Originally posted by biz-engineer I don't see much advantage to mirrorless cameras until CMOS sensors are full designed for mirrorless, continuously capturing images at a quick frame rate.
SmartPhones drive the largest volume of image sensors (millions of sensors sold per month), and that has an impact, which propagates to the other larger sensors.
I see where you're going with this, and although I agree with your point that quick frame rate will give new capabilities, there's other things going on here that I have a slightly different perspective on it.
In my experience, Mirrorless vs DSLR isn't so much considered in sensor design; the shutter operation is a factor - electromechanical and/or electronic global shutter or rolling shutter. But this has been around with CCDs since the '90s and CMOS Active Pixel sensors since perhaps 2005. CMOS is finally getting to be good enough to replace CCD in science applications; mirrorless has almost nothing to do with it.
Originally posted by biz-engineer Then, obviously, faster sensor readout open up more functionalities, such as in camera stacking, video recording , slow motion.
Faster sensor readout was always a constraint of CCD sensor, which have been around for 50 years now, and right now they are at their state-of-the-art, although they are still limited to typically 1-4 simultaneous readouts.
The shift to CMOS fabrication for Active Pixel Sensors allowed lots of logic to be put on the same chip - including many hundreds or thousands of parallel analog-to-digital converters.
Noise is the counterpart.
Stacking isn't really as necessary if you get rid of noise on long exposures. Cooled CCDs can shoot 20min to hour long exposures, with a bit of amplifier glow in the corners where the chips are read out.
CMOS suffers from glow along the edges of the chip, especially where the logic and ADCs are. And there are thousands of transistors involved in doing that to get fast readout.
The other thing is the sheer number of pixels is driving the need for (a) more ADCs on board the CMOS sensor; (b) higher memory bandwidth to temporarily store the pixel data streams, (c) faster storage devices to save the final image, (d) faster onboard FPGAs and processors, (e) faster interfaces to get the data out of the camera - to displays, computers, storage.
So, frame rate isn't just constrained by the sensor readout speed. If you can't move all the data around, manipulate it, and store it in realtime, then the fastest sensor readout is constrained by the slowest part of the system.
Originally posted by biz-engineer But so far, most mirrorless models use sensors that were designed for DSLR, performance is not (not yet) revolutionary.

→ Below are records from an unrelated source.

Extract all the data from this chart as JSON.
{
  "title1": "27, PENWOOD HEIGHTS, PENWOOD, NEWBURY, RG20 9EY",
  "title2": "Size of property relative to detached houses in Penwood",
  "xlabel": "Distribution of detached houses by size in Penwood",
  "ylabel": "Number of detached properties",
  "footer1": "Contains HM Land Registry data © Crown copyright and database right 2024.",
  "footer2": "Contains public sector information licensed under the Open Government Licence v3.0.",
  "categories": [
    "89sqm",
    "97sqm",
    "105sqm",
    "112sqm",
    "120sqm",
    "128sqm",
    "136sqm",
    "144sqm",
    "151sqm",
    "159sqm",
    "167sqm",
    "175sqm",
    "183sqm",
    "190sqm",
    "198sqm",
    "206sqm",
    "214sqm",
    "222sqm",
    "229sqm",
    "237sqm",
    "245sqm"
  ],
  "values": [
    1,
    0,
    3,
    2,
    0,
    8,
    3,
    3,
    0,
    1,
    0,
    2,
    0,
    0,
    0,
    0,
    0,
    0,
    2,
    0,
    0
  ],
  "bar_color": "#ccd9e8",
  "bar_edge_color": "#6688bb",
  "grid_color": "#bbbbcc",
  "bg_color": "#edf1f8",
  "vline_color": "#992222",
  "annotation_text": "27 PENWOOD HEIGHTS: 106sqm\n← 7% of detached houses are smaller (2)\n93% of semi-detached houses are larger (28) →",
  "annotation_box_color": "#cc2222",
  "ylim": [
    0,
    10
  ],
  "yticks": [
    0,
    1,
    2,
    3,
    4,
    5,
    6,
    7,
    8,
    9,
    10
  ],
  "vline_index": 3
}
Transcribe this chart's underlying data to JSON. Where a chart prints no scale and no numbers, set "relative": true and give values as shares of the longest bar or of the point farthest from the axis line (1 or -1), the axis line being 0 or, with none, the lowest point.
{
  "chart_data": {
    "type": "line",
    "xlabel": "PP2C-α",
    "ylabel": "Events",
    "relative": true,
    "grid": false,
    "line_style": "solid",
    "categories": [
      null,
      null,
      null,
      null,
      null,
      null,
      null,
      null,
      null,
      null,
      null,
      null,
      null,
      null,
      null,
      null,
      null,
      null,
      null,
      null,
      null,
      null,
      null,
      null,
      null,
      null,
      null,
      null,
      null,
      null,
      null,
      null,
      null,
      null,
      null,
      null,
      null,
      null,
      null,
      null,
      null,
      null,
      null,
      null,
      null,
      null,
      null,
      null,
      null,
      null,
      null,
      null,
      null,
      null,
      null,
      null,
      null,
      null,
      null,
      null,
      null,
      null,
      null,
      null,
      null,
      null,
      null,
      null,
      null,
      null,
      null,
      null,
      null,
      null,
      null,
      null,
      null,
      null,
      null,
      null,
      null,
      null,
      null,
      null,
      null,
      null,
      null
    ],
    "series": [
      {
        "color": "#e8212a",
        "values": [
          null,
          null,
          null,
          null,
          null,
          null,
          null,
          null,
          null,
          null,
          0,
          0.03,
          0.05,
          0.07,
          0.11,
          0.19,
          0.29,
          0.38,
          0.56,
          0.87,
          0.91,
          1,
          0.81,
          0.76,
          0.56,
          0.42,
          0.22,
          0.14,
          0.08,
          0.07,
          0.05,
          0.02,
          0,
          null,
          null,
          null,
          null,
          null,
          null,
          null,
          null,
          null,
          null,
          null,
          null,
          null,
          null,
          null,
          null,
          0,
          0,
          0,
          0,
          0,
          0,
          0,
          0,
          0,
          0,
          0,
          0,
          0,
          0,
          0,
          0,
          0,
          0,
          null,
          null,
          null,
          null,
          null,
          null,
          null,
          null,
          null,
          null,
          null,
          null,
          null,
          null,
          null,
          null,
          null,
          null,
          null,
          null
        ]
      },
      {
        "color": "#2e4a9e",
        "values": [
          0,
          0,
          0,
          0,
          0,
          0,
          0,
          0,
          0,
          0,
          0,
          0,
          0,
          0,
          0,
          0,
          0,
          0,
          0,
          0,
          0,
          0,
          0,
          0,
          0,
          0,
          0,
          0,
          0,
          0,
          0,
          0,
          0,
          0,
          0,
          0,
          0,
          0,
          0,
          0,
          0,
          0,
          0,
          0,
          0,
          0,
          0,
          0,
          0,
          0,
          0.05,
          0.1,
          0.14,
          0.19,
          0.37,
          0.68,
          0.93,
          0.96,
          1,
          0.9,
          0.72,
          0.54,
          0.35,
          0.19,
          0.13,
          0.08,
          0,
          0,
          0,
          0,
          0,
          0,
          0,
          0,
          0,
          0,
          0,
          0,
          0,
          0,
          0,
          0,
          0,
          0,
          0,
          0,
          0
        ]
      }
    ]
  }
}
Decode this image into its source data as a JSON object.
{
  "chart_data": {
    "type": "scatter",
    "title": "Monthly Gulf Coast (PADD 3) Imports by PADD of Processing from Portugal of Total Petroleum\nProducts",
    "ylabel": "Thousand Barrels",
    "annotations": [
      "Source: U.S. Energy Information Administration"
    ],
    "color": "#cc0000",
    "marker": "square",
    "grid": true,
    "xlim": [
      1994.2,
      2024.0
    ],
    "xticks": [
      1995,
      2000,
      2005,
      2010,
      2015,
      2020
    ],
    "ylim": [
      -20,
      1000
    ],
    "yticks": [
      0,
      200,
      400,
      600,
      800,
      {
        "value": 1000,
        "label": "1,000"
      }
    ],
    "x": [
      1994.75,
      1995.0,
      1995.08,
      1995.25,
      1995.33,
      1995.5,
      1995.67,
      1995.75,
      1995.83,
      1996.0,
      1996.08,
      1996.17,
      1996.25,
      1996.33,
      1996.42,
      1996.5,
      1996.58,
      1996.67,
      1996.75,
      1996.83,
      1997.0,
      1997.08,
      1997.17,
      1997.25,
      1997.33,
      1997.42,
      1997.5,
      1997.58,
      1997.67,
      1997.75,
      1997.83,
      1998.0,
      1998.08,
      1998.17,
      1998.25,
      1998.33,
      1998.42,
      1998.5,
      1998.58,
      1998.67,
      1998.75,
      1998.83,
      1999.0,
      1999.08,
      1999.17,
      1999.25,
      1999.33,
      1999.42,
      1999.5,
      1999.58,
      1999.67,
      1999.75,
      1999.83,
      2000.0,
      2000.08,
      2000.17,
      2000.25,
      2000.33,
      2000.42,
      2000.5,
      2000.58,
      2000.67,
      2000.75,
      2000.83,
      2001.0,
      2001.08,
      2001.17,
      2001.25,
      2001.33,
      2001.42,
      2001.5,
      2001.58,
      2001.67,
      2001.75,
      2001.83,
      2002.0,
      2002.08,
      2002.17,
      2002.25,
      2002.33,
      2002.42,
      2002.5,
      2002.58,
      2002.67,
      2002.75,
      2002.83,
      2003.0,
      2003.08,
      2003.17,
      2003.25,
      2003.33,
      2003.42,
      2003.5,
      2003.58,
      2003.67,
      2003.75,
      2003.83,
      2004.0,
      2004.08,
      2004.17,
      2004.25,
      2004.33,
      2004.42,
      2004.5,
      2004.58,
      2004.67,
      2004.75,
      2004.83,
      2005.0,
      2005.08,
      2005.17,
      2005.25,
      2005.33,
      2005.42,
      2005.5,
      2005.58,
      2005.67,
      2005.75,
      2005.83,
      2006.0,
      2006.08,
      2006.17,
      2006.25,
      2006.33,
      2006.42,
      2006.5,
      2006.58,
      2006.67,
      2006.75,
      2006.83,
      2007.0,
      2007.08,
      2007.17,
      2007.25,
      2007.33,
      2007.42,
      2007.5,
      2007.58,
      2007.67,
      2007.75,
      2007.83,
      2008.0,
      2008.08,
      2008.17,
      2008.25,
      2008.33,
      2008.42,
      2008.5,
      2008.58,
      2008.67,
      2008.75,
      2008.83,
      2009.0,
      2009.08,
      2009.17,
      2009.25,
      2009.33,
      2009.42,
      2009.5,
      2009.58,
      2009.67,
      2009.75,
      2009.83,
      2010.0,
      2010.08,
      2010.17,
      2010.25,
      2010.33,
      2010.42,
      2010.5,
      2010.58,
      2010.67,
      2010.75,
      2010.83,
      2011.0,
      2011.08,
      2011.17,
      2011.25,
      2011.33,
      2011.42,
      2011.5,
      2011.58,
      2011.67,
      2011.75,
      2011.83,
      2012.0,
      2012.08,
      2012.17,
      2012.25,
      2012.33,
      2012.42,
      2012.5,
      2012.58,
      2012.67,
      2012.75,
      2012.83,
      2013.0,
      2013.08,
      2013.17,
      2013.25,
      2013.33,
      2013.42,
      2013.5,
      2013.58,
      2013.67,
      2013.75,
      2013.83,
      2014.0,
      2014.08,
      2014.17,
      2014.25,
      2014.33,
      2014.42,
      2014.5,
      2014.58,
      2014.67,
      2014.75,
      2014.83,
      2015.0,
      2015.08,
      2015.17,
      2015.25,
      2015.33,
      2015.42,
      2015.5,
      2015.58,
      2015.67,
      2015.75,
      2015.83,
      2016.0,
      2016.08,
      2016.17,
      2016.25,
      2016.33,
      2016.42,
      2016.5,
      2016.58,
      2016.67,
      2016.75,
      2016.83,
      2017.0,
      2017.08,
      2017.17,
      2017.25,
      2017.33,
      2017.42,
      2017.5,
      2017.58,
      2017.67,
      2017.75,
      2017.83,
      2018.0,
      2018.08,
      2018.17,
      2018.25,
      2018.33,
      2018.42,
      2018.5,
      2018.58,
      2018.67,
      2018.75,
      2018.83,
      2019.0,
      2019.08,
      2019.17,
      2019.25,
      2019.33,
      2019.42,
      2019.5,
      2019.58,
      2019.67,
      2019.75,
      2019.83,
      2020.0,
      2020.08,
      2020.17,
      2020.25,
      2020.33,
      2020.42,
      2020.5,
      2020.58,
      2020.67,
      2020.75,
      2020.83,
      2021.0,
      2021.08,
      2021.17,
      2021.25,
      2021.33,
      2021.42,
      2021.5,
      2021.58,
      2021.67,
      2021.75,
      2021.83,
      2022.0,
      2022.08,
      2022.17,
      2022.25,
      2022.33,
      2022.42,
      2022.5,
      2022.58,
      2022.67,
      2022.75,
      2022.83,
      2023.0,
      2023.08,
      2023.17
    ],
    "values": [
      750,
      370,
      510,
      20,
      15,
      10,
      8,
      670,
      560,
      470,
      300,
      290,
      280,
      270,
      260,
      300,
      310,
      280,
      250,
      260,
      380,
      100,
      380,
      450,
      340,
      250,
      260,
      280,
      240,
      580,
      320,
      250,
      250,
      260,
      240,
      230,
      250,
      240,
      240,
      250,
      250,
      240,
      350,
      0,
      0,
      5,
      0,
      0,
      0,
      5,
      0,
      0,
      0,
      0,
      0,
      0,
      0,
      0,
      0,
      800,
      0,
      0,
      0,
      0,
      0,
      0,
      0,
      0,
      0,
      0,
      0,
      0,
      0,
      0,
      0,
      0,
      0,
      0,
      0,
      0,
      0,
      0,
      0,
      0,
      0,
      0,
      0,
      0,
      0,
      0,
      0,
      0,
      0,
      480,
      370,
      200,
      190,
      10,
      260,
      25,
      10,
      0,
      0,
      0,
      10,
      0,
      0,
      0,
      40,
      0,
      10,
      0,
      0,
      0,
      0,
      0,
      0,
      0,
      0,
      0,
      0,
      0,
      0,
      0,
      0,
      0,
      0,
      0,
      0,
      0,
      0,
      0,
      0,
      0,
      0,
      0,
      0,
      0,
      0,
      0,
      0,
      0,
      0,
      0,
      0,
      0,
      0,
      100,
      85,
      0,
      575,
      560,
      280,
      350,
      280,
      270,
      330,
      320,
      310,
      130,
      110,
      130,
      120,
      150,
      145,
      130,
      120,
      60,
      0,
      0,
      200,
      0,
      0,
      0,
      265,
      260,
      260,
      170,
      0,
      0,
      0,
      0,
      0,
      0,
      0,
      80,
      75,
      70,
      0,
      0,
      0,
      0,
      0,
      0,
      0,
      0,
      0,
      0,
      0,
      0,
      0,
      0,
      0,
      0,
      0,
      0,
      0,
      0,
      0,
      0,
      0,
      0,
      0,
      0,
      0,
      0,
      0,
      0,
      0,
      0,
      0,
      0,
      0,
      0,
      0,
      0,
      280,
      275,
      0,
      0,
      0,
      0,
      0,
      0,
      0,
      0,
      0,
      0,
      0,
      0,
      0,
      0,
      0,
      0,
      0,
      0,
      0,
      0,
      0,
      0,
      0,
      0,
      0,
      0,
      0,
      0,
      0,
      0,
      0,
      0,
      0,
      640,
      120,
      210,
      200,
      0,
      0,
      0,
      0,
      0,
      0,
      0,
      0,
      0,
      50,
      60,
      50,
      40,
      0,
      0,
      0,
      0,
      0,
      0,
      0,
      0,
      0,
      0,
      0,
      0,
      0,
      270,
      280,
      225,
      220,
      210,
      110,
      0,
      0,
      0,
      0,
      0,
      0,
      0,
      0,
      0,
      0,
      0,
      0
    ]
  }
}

I don't agree that the issue is "designed for DSLR". Right now we can get big CMOS sensors with 24fps-30fps; the issue is how fast you can move the data, manage the data, process it, and present it, in a device that has to run off a couple lithium cells, and not need a massive heatsink and cooling fans. There is a huge amount of processor power, fast memory, and custom logic to keep up with the frame rates that are technically possible, with a pretty small power pack and limited ability to get the heat out. Heat of course is the cause of thermal noise - and that impacts image quality.
My issue with most mirrorless is the lag between photon in and photon displayed on the electronic viewfinder. And the pipe from sensor to display is quite constrainted when you get to large pixel counts.
Originally posted by biz-engineer In medium format, the mirrorless versions of the 645z are not that impressive with their contrast detect AF, about as slow as focusing in live view. Bodies are smaller , but autofocus on those cameras is far from impressive.
Agree completely. I find them disappointing.
Originally posted by biz-engineer When mirrorless models will have sensors capturing 50 images per second, then mirrorless will be a game changer.
High frame frame sensors, with enough computing horsepower and memory bandwidth would give most of the same game-changing capabilities to a DSLR.
The DSLR constraint would be moving the mirror and firing the shutter; Live view has already shown that it's not that different to mirrorless.